Sentencing policy

Prime Minister Robert Abela has deemed fit to call on the courts to be ‘on the side of society’ and to review sentencing policies without being bound to decades-old decisions.

For certain offences, our criminal law lays down a mandatory and fixed punishment; for others, it establishes a minimum and a maximum, while for a vast range of others, it affords wide discretion to the good judgement of our judiciary.

Being impossible for the law to anticipate with exactness the punishment best suited to each individual offence, our legislators have in consequence given more and more latitude to the judiciary for the employment of that necessary discretion, the exercise of which is so important for the proper administration of criminal law.

A judge or magistrate has no knowledge upon which to determine the punishment to be meted out other than the facts and circumstances which are ascertained at the trial of an offender.

I am against mandatory sentencing guidelines since they would simply increase uniformity in sentencing at the cost of fairness.

Such a guideline system would rarely take all relevant case characteristics into consideration and, as a result, impose sentences in particular cases that would provoke a backlash in society.
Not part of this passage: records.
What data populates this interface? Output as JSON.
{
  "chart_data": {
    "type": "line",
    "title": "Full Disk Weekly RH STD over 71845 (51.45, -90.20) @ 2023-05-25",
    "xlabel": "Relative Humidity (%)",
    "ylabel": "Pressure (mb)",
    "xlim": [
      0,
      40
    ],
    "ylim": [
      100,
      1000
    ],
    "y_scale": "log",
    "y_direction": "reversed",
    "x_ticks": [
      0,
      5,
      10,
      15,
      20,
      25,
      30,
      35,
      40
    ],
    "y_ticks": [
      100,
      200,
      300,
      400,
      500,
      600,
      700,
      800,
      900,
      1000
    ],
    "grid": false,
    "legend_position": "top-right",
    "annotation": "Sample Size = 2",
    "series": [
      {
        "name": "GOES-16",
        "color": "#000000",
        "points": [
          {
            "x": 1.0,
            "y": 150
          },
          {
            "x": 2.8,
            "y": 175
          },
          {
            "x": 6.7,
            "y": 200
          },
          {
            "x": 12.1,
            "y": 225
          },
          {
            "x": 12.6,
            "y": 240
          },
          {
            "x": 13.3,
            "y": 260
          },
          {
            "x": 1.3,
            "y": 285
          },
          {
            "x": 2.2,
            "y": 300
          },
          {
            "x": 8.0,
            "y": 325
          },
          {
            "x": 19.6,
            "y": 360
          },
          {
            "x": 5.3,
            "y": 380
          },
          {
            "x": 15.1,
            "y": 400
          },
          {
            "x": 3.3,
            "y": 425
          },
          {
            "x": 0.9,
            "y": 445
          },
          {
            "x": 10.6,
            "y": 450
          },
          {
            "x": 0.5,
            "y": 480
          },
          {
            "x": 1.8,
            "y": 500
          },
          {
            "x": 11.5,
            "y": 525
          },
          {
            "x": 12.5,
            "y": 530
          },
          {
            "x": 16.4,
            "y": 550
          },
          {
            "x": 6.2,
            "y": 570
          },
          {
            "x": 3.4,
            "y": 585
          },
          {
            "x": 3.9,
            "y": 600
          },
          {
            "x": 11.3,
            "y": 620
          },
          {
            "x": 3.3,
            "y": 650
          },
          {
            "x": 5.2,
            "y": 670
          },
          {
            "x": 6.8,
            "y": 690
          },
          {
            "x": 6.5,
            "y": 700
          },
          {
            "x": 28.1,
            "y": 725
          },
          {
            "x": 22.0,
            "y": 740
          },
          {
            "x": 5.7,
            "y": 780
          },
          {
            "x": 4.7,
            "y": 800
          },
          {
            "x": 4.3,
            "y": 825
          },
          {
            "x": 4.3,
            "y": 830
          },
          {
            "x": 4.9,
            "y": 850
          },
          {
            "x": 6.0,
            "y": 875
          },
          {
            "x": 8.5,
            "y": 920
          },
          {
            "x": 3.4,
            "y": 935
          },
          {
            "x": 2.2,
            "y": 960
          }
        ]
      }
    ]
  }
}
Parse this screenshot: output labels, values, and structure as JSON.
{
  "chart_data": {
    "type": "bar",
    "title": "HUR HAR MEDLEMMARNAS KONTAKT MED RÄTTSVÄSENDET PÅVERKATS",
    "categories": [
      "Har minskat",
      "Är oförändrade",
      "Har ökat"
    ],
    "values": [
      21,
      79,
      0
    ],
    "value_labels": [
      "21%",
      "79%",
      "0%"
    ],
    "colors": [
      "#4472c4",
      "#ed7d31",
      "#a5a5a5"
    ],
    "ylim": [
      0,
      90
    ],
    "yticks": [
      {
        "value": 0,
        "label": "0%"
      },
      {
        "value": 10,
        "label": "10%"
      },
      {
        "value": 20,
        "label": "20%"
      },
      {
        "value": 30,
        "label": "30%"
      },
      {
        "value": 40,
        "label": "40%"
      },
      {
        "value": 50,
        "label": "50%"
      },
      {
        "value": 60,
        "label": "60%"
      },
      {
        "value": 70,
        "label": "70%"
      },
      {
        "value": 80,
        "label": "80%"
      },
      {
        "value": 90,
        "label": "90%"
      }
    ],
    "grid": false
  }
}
Rather, punishment, in order to

satisfy public opinion, should be as nearly uniform as the circumstances of the case permit.

Justice must, in fact, be just and, to this end, the judge or magistrate must apply himself/herself.

The guilty party and the public should be made to understand that, in determining punishments, the judgement of the court is adapted to each individual case and that it is beneficial, upright and impartial.

This is why it is difficult to reconcile the application of punishment in different courts differently presided.

Whatever theory of crime and punishment one holds, it must be apparent that the punishment should be administered with the same celerity, certainty and uniformity as characterises the administration of the law up to that point.

Only in the application of such principles should there be uniformity and consistency. That this desirable uniformity of judgement is difficult to accomplish I am well aware. Its necessity and its difficulty should impel us to strive harder for its accomplishment. I do not view the situation in an altogether pessimistic light.

It is gratifying to note the increasingly large number among our judiciary who are making an intensive study of this most interesting and absorbing subject.